Polisi memasang police line dan melakukan olah tempat kejadian perkara (TKP) seorang warga yang tewas keracunan gas amoniak di sebuah bak pendam di Dukuh Cendono Desa Sambiyan Kecamatan Kaliori, Selasa (13/2/2018). (Foto: mataairradio.com)

 

KALIORI, mataairradio.com – Satu orang tewas dan seorang lainnya kritis akibat keracunan di bak pendam bakal tampungan air di Dukuh Cendono Desa Sambiyan Kecamatan Kaliori, Selasa (13/2/2018) pagi.

Korban tewas bernama Khoirul Warisman (45), sedangkan yang kritis bernama Heru Kusmanto (30). Keduanya warga dukuh setempat.

Menurut Kapolsek Kaliori AKP Susatyo melalui Kanit Reskrim Aiptu M Ansori, awalnya, Warisman yang seorang tukang bermaksud membersihkan bak ini dari serakan kayu dan papan.

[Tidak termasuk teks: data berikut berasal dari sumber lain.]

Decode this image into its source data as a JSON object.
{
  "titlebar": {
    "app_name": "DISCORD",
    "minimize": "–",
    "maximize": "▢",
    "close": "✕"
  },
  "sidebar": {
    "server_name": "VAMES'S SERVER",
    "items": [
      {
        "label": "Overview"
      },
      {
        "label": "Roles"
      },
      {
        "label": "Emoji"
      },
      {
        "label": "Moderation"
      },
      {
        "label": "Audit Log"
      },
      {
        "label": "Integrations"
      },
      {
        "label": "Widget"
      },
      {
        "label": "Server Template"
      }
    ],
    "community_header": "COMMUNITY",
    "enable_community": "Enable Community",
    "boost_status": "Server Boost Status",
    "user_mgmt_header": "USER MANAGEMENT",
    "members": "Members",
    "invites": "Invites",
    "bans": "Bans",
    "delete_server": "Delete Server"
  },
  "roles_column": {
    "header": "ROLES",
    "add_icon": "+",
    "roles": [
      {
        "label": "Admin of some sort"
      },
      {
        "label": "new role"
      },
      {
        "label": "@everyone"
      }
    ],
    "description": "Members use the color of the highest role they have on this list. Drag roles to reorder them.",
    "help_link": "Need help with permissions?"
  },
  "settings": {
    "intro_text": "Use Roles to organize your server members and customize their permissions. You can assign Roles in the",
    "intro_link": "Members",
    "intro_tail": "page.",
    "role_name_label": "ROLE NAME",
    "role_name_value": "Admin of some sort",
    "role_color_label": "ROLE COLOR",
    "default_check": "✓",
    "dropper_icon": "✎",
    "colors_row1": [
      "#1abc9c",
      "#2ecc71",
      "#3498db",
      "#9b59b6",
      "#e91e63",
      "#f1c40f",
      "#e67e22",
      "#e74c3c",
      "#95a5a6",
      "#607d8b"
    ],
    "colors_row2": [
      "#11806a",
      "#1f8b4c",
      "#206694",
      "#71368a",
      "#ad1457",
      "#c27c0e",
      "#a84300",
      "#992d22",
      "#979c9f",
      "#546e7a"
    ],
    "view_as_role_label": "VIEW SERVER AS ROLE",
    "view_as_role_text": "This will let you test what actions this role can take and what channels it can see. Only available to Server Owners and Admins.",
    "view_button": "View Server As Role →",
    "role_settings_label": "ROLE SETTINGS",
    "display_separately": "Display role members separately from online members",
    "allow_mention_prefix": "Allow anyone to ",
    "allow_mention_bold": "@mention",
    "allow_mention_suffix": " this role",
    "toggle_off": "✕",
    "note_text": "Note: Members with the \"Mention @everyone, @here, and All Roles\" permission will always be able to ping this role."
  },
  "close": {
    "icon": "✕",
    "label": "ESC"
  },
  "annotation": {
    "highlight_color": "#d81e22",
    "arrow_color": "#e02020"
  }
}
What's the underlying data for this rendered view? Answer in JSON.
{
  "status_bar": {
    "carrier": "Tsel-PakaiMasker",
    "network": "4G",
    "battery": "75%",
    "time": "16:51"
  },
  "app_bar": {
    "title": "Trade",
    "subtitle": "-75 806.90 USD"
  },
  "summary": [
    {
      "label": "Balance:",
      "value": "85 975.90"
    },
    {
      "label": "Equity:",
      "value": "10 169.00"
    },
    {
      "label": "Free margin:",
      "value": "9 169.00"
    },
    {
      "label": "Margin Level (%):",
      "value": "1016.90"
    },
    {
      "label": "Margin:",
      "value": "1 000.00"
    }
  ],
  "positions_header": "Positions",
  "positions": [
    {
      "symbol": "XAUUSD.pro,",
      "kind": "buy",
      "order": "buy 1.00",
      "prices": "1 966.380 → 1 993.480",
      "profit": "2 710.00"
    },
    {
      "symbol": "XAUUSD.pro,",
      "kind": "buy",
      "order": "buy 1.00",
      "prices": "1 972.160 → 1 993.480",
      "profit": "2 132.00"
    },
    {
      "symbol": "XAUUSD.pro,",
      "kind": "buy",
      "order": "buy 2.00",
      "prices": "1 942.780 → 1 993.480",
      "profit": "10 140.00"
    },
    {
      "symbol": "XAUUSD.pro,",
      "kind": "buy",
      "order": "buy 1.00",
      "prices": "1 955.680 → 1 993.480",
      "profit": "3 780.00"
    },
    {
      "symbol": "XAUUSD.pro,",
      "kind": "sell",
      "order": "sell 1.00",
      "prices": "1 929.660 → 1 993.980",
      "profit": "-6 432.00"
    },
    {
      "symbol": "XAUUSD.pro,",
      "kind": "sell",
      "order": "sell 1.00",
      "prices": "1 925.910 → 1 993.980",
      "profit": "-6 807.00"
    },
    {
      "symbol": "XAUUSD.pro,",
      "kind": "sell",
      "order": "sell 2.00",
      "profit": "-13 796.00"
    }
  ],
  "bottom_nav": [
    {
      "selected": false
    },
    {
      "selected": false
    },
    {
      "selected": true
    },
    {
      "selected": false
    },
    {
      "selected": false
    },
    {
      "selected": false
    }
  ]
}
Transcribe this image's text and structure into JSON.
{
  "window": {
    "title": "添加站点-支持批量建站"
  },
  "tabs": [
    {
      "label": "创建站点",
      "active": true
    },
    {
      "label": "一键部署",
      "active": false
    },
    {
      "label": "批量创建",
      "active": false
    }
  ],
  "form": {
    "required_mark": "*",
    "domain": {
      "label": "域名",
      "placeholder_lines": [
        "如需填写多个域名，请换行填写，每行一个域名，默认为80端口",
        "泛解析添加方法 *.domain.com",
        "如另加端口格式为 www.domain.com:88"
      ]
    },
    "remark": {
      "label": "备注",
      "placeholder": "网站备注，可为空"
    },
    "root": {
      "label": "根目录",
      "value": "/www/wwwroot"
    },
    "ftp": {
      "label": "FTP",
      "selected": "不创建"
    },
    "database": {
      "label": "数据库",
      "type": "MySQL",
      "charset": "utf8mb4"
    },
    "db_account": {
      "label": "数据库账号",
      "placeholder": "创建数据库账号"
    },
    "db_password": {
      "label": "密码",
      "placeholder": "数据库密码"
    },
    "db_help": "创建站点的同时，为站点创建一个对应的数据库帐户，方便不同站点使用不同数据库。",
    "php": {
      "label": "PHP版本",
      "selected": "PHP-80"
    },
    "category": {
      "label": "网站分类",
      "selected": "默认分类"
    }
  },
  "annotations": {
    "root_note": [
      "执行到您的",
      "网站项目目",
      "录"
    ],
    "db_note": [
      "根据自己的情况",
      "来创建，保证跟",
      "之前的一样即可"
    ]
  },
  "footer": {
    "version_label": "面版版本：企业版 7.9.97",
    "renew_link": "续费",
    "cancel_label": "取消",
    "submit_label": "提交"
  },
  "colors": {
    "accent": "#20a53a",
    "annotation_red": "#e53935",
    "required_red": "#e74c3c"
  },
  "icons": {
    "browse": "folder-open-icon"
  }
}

“Korban Warisman masuk dengan menggunakan tangga melalui lubang pantau berukuran panjang 45 centimeter lebar 40 centimeter,” katanya.

Begitu masuk di bak pendam, korban langsung lemas. Supari, pemilik rumah, berteriak meminta tolong. Lalu datang Heru yang kemudian menyusul masuk, bermaksud menolong.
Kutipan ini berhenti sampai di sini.